Hockey fans in this country never grow weary of watching our flag being raised to the rafters after a win in international hockey.
And in a couple of days the annual holiday tradition that is the World Junior Hockey Championships open in Sweden with Canada facing Germany in pursuit of gold again. But what has made this event special for fans of the Winnipeg Jets over the last couple of winters is the excitement that comes with once again being able to study the progress -- and potential NHL readiness -- of some of the organization's young prospects.
After all, it was while watching this event last year that Jets' fans first began falling in love with Jacob Trouba -- voted the tourney's top defenceman -- and got glimpses of Mark Scheifele's offensive vision.
And the fact both have emerged to play prominent roles already with the big club is a testament to the draft-and-develop blueprint GM Kevin Cheveldayoff & Co. hold up as the cornerstone of a franchise rebuild.
So it's with that in mind we present a bit of a tournament primer for this year's event, our Jets Fan's Guide to the World Junior Hockey Championships...
Five reasons to watch
1. LITTLE BIG MAN: The Jets were ecstatic when they were able to grab Portland Winterhawks diminutive centre Nic Petan (generously listed at 5-9) in the second round (43rd overall) of the 2013 draft. He’s been proving doubters wrong for a long spell, especially in the past couple of years in which he has piled up 66 goals and 120 assists in 103 games for the Winterhawks.
2. SLIGHTLY BIGGER LITTLE MAN: Josh Morrissey will never be compared to a shut-down D-man like Shea Weber or Brent Seabrook, but more in the mold of a Kris Letang or Scott Niedermayer. He’s an excellent skater with an offensive flair and has a compete level that, according to former Jets D-man Dave Manson — now an assistant with Morrissey’s Prince Albert Raiders, is through the roof. He was the WHL’s Scholastic Player of the Year last season and that shows up on the ice, too, with the way he thinks the game. He will apparently start the event on Canada’s third defensive pairing, but with Griffin Reinhart suspended for the first three games of the event (for a hit in last year’s semifinal), Morrissey’s workload could increase significantly.
Canadian coach Brent Sutter likes his skill set and could have him on the No. 1 line in Sweden with Jonathan Drouin and Curtis Lazar.
3. OTHER GUYS, OTHER COLOURS: Keep an eye on Andrew Copp of the United States, a fourthround draft pick in 2013 who had nine goals and five assists for Michigan and was this week named an assistant captain for the American squad. He’s got good size at 6-1, 205 and a deft touch around the net and if he’s even close to as ready as the last Jet prospect to wear Wolverine colours — that would be Trouba — then the Jets could have a mid-round gem. Czech defenceman Jan Kostalek was another fourth-round pick of the Jets, taken 10 spots after Copp, and despite breaking his collar bone in his rookie season with the Rimouski Oceanic, was named to the QMJHL All-Rookie team in 2012-13. He’s one of only three Czech players who have been drafted by NHL teams.

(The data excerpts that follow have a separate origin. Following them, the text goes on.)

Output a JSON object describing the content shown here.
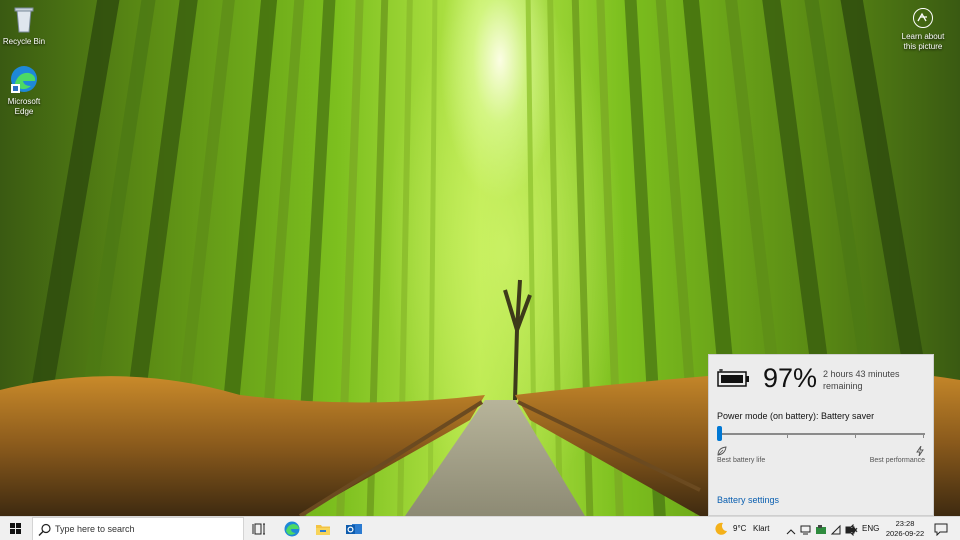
{
  "desktop": {
    "icons": [
      {
        "label": "Recycle Bin",
        "icon": "recycle-bin-icon"
      },
      {
        "label": "Microsoft Edge",
        "icon": "edge-icon"
      }
    ],
    "learn_about": {
      "label_line1": "Learn about",
      "label_line2": "this picture",
      "icon": "camera-icon"
    }
  },
  "battery_flyout": {
    "percent": "97%",
    "remaining_line1": "2 hours 43 minutes",
    "remaining_line2": "remaining",
    "power_mode_label": "Power mode (on battery): Battery saver",
    "slider_level": 0,
    "best_battery_label": "Best battery life",
    "best_performance_label": "Best performance",
    "settings_link": "Battery settings",
    "accent": "#0078d4"
  },
  "taskbar": {
    "search_placeholder": "Type here to search",
    "pinned": [
      "task-view-icon",
      "edge-icon",
      "file-explorer-icon",
      "outlook-icon"
    ],
    "weather": {
      "temp": "9°C",
      "condition": "Klart",
      "icon": "moon-icon"
    },
    "tray_icons": [
      "chevron-up-icon",
      "network-icon",
      "security-icon",
      "wifi-icon",
      "battery-icon",
      "volume-icon"
    ],
    "language": "ENG",
    "time": "23:28",
    "date": "2026-09-22",
    "notification_icon": "notification-icon"
  }
}
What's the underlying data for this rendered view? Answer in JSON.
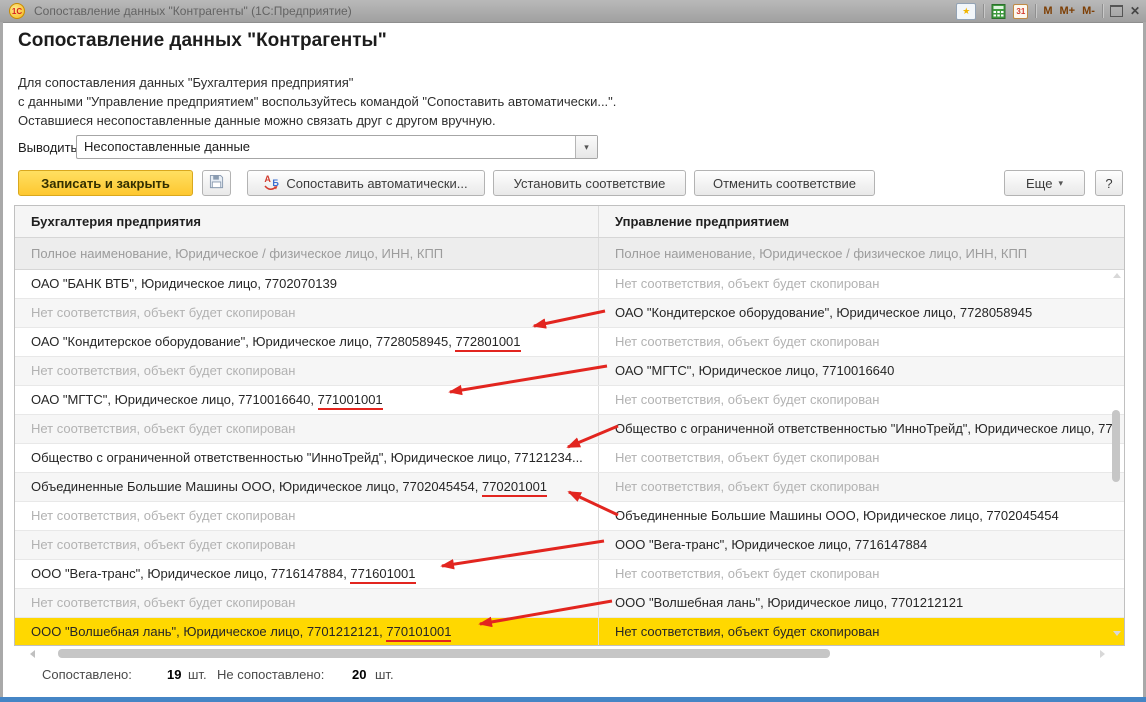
{
  "window": {
    "title": "Сопоставление данных \"Контрагенты\"  (1С:Предприятие)",
    "logo_text": "1С",
    "calendar_day": "31",
    "memory": "M",
    "memory_plus": "M+",
    "memory_minus": "M-"
  },
  "icons": {
    "star": "★",
    "dropdown_arrow": "▾",
    "close": "✕",
    "letter_a": "А",
    "letter_b": "Б"
  },
  "page": {
    "title": "Сопоставление данных \"Контрагенты\"",
    "description": [
      "Для сопоставления данных \"Бухгалтерия предприятия\"",
      "с данными \"Управление предприятием\" воспользуйтесь командой \"Сопоставить автоматически...\".",
      "Оставшиеся несопоставленные данные можно связать друг с другом вручную."
    ],
    "display": {
      "label": "Выводить:",
      "value": "Несопоставленные данные"
    }
  },
  "toolbar": {
    "save_and_close": "Записать и закрыть",
    "match_auto": "Сопоставить автоматически...",
    "set_match": "Установить соответствие",
    "unset_match": "Отменить соответствие",
    "more": "Еще",
    "help": "?"
  },
  "table": {
    "columns": [
      "Бухгалтерия предприятия",
      "Управление предприятием"
    ],
    "subheaders": [
      "Полное наименование, Юридическое / физическое лицо, ИНН, КПП",
      "Полное наименование, Юридическое / физическое лицо, ИНН, КПП"
    ],
    "rows": [
      {
        "left_text": "ОАО \"БАНК ВТБ\", Юридическое лицо, 7702070139",
        "right_text": "Нет соответствия, объект будет скопирован"
      },
      {
        "left_text": "Нет соответствия, объект будет скопирован",
        "right_text": "ОАО \"Кондитерское оборудование\", Юридическое лицо, 7728058945"
      },
      {
        "left_text": "ОАО \"Кондитерское оборудование\", Юридическое лицо, 7728058945, ",
        "left_kpp": "772801001",
        "right_text": "Нет соответствия, объект будет скопирован"
      },
      {
        "left_text": "Нет соответствия, объект будет скопирован",
        "right_text": "ОАО \"МГТС\", Юридическое лицо, 7710016640"
      },
      {
        "left_text": "ОАО \"МГТС\", Юридическое лицо, 7710016640, ",
        "left_kpp": "771001001",
        "right_text": "Нет соответствия, объект будет скопирован"
      },
      {
        "left_text": "Нет соответствия, объект будет скопирован",
        "right_text": "Общество с ограниченной ответственностью \"ИнноТрейд\", Юридическое лицо, 77"
      },
      {
        "left_text": "Общество с ограниченной ответственностью \"ИнноТрейд\", Юридическое лицо, 77121234...",
        "right_text": "Нет соответствия, объект будет скопирован"
      },
      {
        "left_text": "Объединенные Большие Машины ООО, Юридическое лицо, 7702045454, ",
        "left_kpp": "770201001",
        "right_text": "Нет соответствия, объект будет скопирован"
      },
      {
        "left_text": "Нет соответствия, объект будет скопирован",
        "right_text": "Объединенные Большие Машины ООО, Юридическое лицо, 7702045454"
      },
      {
        "left_text": "Нет соответствия, объект будет скопирован",
        "right_text": "ООО \"Вега-транс\", Юридическое лицо, 7716147884"
      },
      {
        "left_text": "ООО \"Вега-транс\", Юридическое лицо, 7716147884, ",
        "left_kpp": "771601001",
        "right_text": "Нет соответствия, объект будет скопирован"
      },
      {
        "left_text": "Нет соответствия, объект будет скопирован",
        "right_text": "ООО \"Волшебная лань\", Юридическое лицо, 7701212121"
      },
      {
        "left_text": "ООО \"Волшебная лань\", Юридическое лицо, 7701212121, ",
        "left_kpp": "770101001",
        "right_text": "Нет соответствия, объект будет скопирован"
      }
    ]
  },
  "footer": {
    "matched_label": "Сопоставлено:",
    "matched_value": "19",
    "matched_unit": "шт.",
    "unmatched_label": "Не сопоставлено:",
    "unmatched_value": "20",
    "unmatched_unit": "шт."
  },
  "colors": {
    "selection_yellow": "#ffd800",
    "annotation_red": "#e2251f",
    "accent_button_yellow": "#fec830"
  }
}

4. THE NEXT WAVE: The Jets don’t have the swack of picks like they did for the 2013 draft when they called out six names, but will lean heavily on its scouting staff to find more prospects in Sweden.
Marcel Comeau, their director of amateur scouting along with assistant GM Craig Heisinger and head scout Mark Hillier will all be on the ground in Malmo, along with a few of the team’s amateur and European scouts.
The Jets are down a second-round pick after surrendering theirs to Minnesota for Devin Setoguchi, but also grabbed an extra fourth-rounder as part of the package that sent Alex Ponikarovsky to New Jersey.
Two of Canada’s three undrafted players — Sam Reinhart and Aaron Ekblad — are ranked 1-2 by the International Scouting Service for the 2014 draft; Connor McDavid is already the consensus No. 1 in 2015.
Those are the easy names to call out on draft day. What the Jets hope to find in Sweden is more gems with their later picks.
5. OH, CANADA?: Hockey fans have come to expect greatness from the collection of teenagers who represent this country over the holidays ever years. And there have been stretches of absolute dominance from our lads — the eight golds between 1988 and 1997 and the five straight from 2005-09.
And since then? Not one trip to the top of the podium (two silver, a bronze and — gulp — a "Dream Team" edition sent over during last year’s lockout that finished fourth and went home without a medal for the first time since 1998.
Gather round the tube, all you shinny patriots, this should be fun... again.